Описывая Страну биоморф, Докинз подчеркивает, что крошечное – практически незаметное! – изменение генотипа (рецепта) может привести к поразительно значительному изменению фенотипа (индивидуального организма), но склонен игнорировать одно из важнейших последствий этого: если одно-единственное изменение генотипа может привести к огромному изменению фенотипа, то, учитывая законы картирования, умеренное изменение фенотипа может оказаться попросту невозможным. Возьмем нарочито странный и причудливый пример; можно подумать, что если у зверя могут быть клыки длиной в двадцать и сорок сантиметров, то само собой разумеется, что у него могут быть и клыки длиной в тридцать сантиметров, но правила создания клыков в системе рецептов могут подобного не допускать.

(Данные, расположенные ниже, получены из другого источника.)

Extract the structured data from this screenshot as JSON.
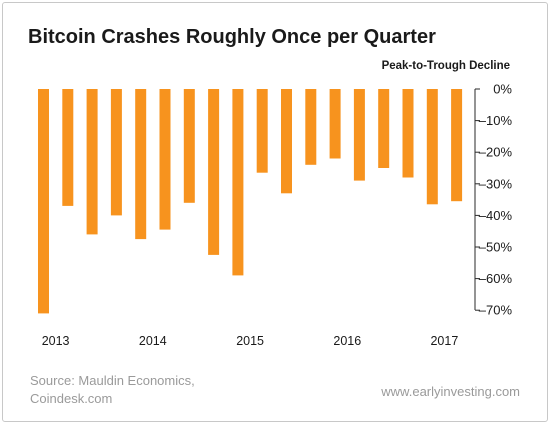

Вид, о котором идет речь, может оказаться перед «выбором»: клыки на десять сантиметров «короче» или «длиннее». Это означает, что доводы, опирающиеся на инженерные допущения о том, какая модель будет оптимальной или наилучшей, нужно приводить очень осторожно: ведь то, что интуитивно представляется доступным или возможным, на деле может оказаться недосягаемым в Пространстве Замысла организма, в зависимости от того, как в нем считываются рецепты152.